A GP-GPU/CPU Dynamic Time Warping (DTW) implementation for the analysis of Multivariate Time Series (MTS).
MIT License
45 stars 8 forks source link

How to interpret output? #4

Closed krischer closed 5 years ago

krischer commented 5 years ago

I actually don’t understand what the output of the software is. All I could do is capture the stdout but I don’t really see how to get the actual results of the classification or subspace searches. Judging from the readme this package is intended to be used as a command line utility and not a library so I assume there must be a way to get the actual results of the computation.

Part of a review at: https://github.com/openjournals/joss-reviews/issues/1049

DavideNardone commented 5 years ago

Since the software is presented as a command line tool, actually there's no way to capture the output unless you redirect it on a file. On the other hand, as you could notice, the software is written in a modular way allowing anyone to use the API without being forced to use the command line tool. Recalling the other issues you opened about the undocumented API, i will provide it asap.

However, to understand better the two tasks i can refer you a my power point presentation which talk about these task but considering only mono-dimensional time series. You can find the ppt here.

Regarding the CLASSIFICATION task, you usually get these outputs:

id cls pred meas
0 gt:21 RI:21 163.679.337
1 gt:22 RI:22 111.290.268
2 gt:22 RI:22 102.833.076
3 gt:17 RI:17 77.027.679

...

where id is the actual time series to classify, cls is the class to which the object belong to, pred is the predicted class and meas is the closest similarity measure obtained for the current time series on the train set .

In the new release of the software i will add a new flag (verbose) where you can either partially or totally bypass these outputs information if you are not interested to and, therefore display only some of them or just the summary information about each K-fold Cross Validation iteration, like shown below.

k-th fold iteration Execution time for CLASSIFICATION w/ CPU using DEPENDENT-DTW: 181928.203125 ms Regular Accuracy is 60.705883 The Error rate is 0.392941 ... and finally:

Regular Accuracy mean is 53.440796 The Error rate mean is 0.465592

Instead, regarding the SUB-SEQUENCE SEARCH, you get the following outputs:

curr val diff. [0]: 3506306.000000 curr val diff. [1]: 3506306.500000 curr val diff. [2]: 3506307.500000 ...

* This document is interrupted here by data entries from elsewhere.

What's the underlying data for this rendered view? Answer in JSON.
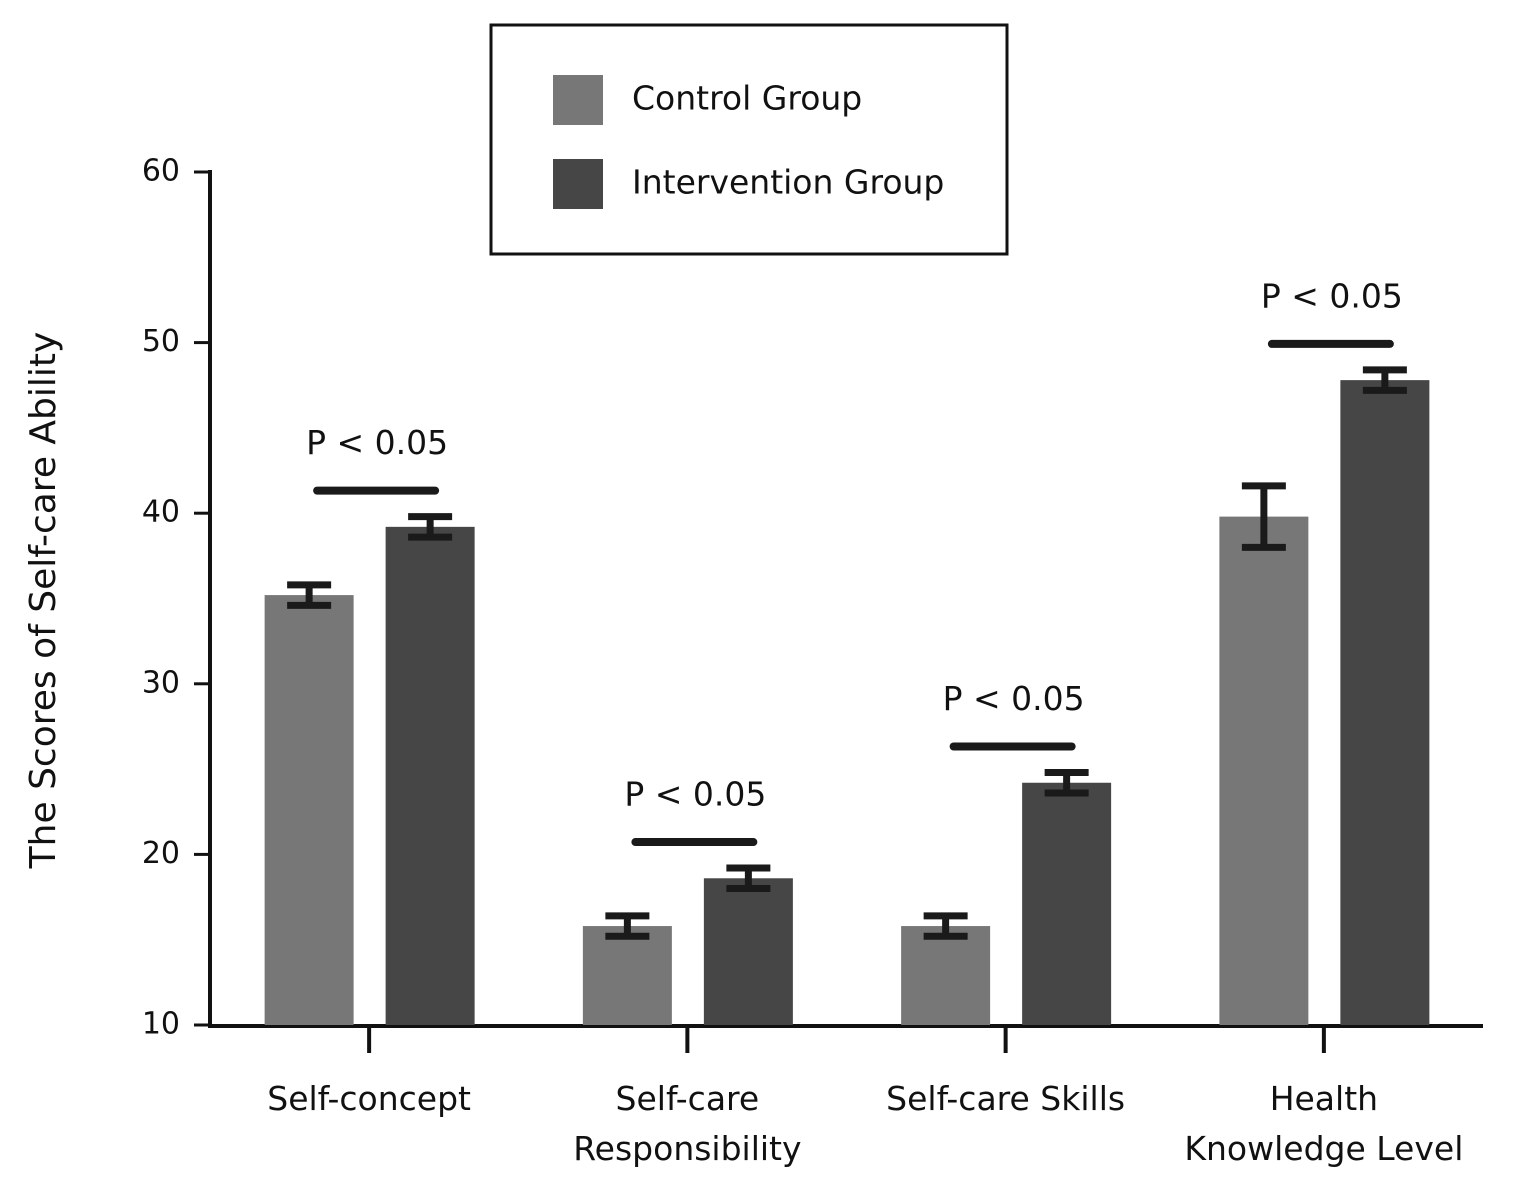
{
  "chart_data": {
    "type": "bar",
    "y_label": "The Scores of Self-care Ability",
    "categories": [
      "Self-concept",
      "Self-care\nResponsibility",
      "Self-care Skills",
      "Health\nKnowledge Level"
    ],
    "series": [
      {
        "name": "Control Group",
        "color": "#777777",
        "values": [
          35.2,
          15.8,
          15.8,
          39.8
        ],
        "errors": [
          0.6,
          0.6,
          0.6,
          1.8
        ]
      },
      {
        "name": "Intervention Group",
        "color": "#464646",
        "values": [
          39.2,
          18.6,
          24.2,
          47.8
        ],
        "errors": [
          0.6,
          0.6,
          0.6,
          0.6
        ]
      }
    ],
    "annotations": [
      "P < 0.05",
      "P < 0.05",
      "P < 0.05",
      "P < 0.05"
    ],
    "ylim": [
      10,
      60
    ],
    "yticks": [
      10,
      20,
      30,
      40,
      50,
      60
    ],
    "grid": false,
    "legend": "top"
  }
}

where each row represents the DTW similarity measure found by sliding of 1 point the query time series on the target. From now on, with these new verbose flag, you can skip some or all of these outputs and display only the final information, that is:

GPU_GM version w/ min.index value 2073, min. value: 3504022.500000

that represents the minimum index found during the sliding process of the query time series on the target.

Anyhow, if you think it's necessary to add an extra explanation about the software outputs on the README, I will do it without problem.